Choose GCP if: you need data analytics (BigQuery is unmatched), you are building a mobile or web app (Firebase simplifies everything), you want the cleanest developer experience for containers (Cloud Run, GKE), you plan to use AI/ML capabilities, or you want automatic compute discounts without commitment. GCP is the developer-friendly choice with specific technical strengths.
Pros and Cons
AWS
AWS Pros
- ✓Largest service catalog — 200+ services for any use case
- ✓Most community support, tutorials, and third-party integrations
- ✓Largest pool of developers with AWS experience for hiring
- ✓Lambda is the most mature serverless platform
- ✓S3 is the de facto standard for object storage
- ✓Most enterprise-ready with the broadest partner ecosystem
AWS Cons
- ✕No automatic compute discounts — must commit to Savings Plans
- ✕Console is overwhelming with 200+ services
- ✕Redshift requires cluster provisioning — no serverless analytics
- ✕Cognito auth has a poor developer experience
- ✕EKS charges $73/month for the Kubernetes control plane
Google Cloud (GCP)
GCP Pros
- ✓BigQuery is the best serverless data warehouse available
- ✓Firebase provides a complete mobile/web backend platform
- ✓GKE has the best Kubernetes experience with a free control plane
- ✓Automatic sustained-use discounts — no commitment needed
- ✓Strongest AI/ML capabilities — Vertex AI, TPUs, BigQuery ML
- ✓Most generous always-free tier (permanent VM, storage, BigQuery)
GCP Cons
- ✕Smaller market share means fewer community resources
- ✕Smaller service catalog than AWS
- ✕Google's reputation for killing products creates trust concerns
- ✕Fewer third-party integrations and marketplace options
- ✕Harder to hire developers with GCP-specific experience
AWS Is Better If...
- ✓You want the largest service catalog and community support
- ✓Your workload is standard compute + database + storage
- ✓You need the most third-party integrations
- ✓You want the easiest hiring for cloud expertise
GCP Is Better If...
- ✓You need data analytics (BigQuery is unmatched)
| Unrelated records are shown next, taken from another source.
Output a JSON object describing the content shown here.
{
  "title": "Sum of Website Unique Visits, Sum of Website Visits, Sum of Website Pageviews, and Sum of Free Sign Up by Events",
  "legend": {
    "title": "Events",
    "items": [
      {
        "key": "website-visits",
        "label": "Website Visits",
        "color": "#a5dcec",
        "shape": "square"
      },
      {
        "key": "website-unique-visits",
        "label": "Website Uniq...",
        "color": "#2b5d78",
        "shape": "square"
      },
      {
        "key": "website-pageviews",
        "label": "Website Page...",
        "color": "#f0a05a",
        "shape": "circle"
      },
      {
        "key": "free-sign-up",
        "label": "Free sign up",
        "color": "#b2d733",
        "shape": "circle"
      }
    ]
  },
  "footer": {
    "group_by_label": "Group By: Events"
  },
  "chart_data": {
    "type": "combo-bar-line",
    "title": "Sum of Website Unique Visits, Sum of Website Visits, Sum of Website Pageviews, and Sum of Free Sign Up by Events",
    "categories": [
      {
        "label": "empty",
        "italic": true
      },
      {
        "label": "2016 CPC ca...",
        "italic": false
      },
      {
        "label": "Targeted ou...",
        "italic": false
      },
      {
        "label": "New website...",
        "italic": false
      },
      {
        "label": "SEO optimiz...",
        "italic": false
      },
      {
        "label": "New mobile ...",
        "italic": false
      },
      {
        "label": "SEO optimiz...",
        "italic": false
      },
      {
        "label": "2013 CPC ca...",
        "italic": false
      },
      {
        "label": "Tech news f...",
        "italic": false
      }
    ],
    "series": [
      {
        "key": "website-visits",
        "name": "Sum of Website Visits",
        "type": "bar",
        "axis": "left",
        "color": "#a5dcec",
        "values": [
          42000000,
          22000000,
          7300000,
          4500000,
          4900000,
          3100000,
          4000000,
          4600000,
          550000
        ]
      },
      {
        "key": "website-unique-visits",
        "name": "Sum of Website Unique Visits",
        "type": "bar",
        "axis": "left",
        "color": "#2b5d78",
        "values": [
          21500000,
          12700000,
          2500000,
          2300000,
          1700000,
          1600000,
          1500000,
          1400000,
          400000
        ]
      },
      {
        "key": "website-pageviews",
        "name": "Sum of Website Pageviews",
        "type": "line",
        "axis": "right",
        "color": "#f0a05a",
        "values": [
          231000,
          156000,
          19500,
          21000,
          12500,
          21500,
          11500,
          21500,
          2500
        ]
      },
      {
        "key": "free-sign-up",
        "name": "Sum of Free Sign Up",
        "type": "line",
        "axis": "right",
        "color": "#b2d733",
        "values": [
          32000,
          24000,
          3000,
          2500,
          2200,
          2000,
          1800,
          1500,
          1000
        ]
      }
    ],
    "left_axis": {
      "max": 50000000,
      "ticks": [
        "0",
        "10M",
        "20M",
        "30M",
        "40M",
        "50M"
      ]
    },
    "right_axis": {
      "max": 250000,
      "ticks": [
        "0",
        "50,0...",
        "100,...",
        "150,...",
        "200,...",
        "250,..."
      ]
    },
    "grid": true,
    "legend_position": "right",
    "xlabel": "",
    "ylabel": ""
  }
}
- ✓You are building mobile/web apps (Firebase)
- ✓You want containers with the best Kubernetes (GKE)
- ✓You want AI/ML capabilities or automatic compute discounts
Our Verdict: AWS for Safety, GCP for Developer Experience
AWS is the safe choice — more services, more community, more integrations. GCP is the developer-friendly choice with specific strengths in data analytics (BigQuery), mobile/web backends (Firebase), containers (GKE), and AI/ML. For a small business running a standard web application, both work well. Pick the one that aligns with your team's skills and your application's specific needs.